Выбрать главу
Ты, английский король, ты, гордый Глостер, И ты, Бедфор, бичи моей страны,— Готовьтесь дать всевышнему отчет За кровь пролитую… […]

Все дальше, все шире, все выше ее могучее проникновение в правду поэтического образа. Иоанна в бою встречает Лионеля. Подвижница становится женщиной. Невозможно с большей жизненностью, с большей простотой передать этот перелом. Не отводя глаз от лица поверженного Лионеля, Ермолова, в шлеме и панцыре, с мечом в руках, точно теряет все, что оправдывает и меч, и панцырь, и шлем для женщины. Начиная с опущенных, точно обессиленных рук и кончая глазами, полными и ужаса перед новой силой, покорившей ее душу, и какого-то сомнения перед властно и неожиданно нахлынувшим чувством, — все существо Ермоловой, все ее тело, черты лица, звуки становятся глубоко женственными, прекрасно-беспомощными. С нее точно реально спадает ее вооружение, — оно точно отделяется от нее, то самое вооружение, которое так неразрывно было со всем ее существом, когда она по пьесе:

…………………… в грозном Величии пошла перед рядами…

и когда она клеймила «бичей своей страны».

Выйдя на сцену после этой встречи, я все сто или больше представлений этой пьесы, поддерживая падающую ко мне на руки Иоанну, не мог отделаться от впечатления, что у меня на руках умирает девушка, почти ребенок, от какого-то страшного душевного потрясения… Именно тут, в этой сцене второго или третьего акта, а не в пятом, кроется трагическая развязка ее жизни. И если вы меня спросите, после этих ста или больше представлений, как Ермолова это играла, я должен с полной искренностью ответить: никак. Ничего не играла. Ни одного трагического жеста, ни одного искусственного вздоха или звука. Ни одного страдальческого искажения лица. Просто умирала, отвечая на мои слова:

Но льется кровь!

— еле слышным голосом, —

Пускай она с моею льется жизнью.

Опускался занавес. Шли вызовы. Кончались. Ермолова шла в свою уборную. Я шел за нею в свою. И глядя на ее плечи, на ее склоненную шею, голову — я не мог оторваться от мысли, что это — умирающая Иоанна. Ей по пути встречался кто-нибудь, заговаривал с нею, иногда шутил, иногда и она отвечала ему, улыбалась, — словом, жизнь не-сценическая шла своим путем, — но от Ермоловой веяло все тем же, чем она жила на сцене — моментом умирания. И это было помимо ее воли: она уже не могла оторвать себя, Ермолову, от того, во что она себя внутренно претворила. И это же веяло от нее в сцене — «Молчит гроза военной непогоды». Нельзя было слушать без слез тех нот глубокой предсмертной тоски, с какими она говорила:

Ах, зачем за меч воинственный Я свой посох отдала И тобою, дуб таинственный, Очарована была!

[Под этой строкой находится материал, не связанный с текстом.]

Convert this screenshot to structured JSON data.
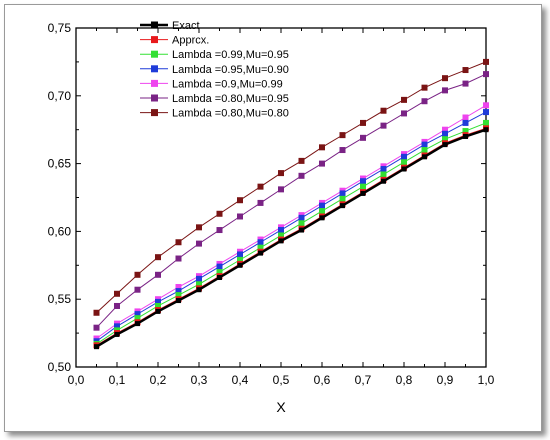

Мне почему-то каждый раз в этом месте вспоминался лермонтовский стих из «Демона» — «прощанье с жизнью молодой».

Тою же тоской прощанья и ужаса перед совершившимся в ее душе переломом было насыщено все ее существо в знаменитой сцене перед собором, в ее великом молчании на сыплющиеся на нее обвинения, на порыв Дюнуа, на его слова:

Иоанна, я назвал тебя невестой, Я с первого тебе поверил взгляда… … Я верю Иоанне более, чем этим знакам, Чем говорящему на небе грому.

В ее тихой улыбке, полной смерти, с которой она встречает ласки сестер, в том, как она подает руку своему бывшему жениху и уходит с ним от подвига и блеска, от своего призвания, служить которому она не считает себя достойною, — Ермолова незабываема и несравненна в этот период драмы, — и не потому, что она сильнее или правдивее в нем, чем в остальных: по правде и степени перевоплощения она одинакова на всем протяжении пьесы, и по силе переживания — в целом ряде электрических взрывов, освещающих ее роль ослепительным блеском, как мы видели и сейчас увидим, буквально с силой молнии в темную грозовую ночь. Но в этот период пьесы она развертывает такую картину вечной трагедии женской души, так расширяет пределы задуманного, что героическая и романтическая фигура Иоанны вырастает в символ женского страдания, страдания вечного и неотвратимого, связанного с женщиной неразрывно. Героиня и любящая женщина временно бледнеют, теряются в образе женщины, падающей под наложенным на нее крестом любви и долга. И этот символ проступает сквозь глубоко жизненный, художественно-живой облик, всецело создаваемый артисткой на канве великого поэта.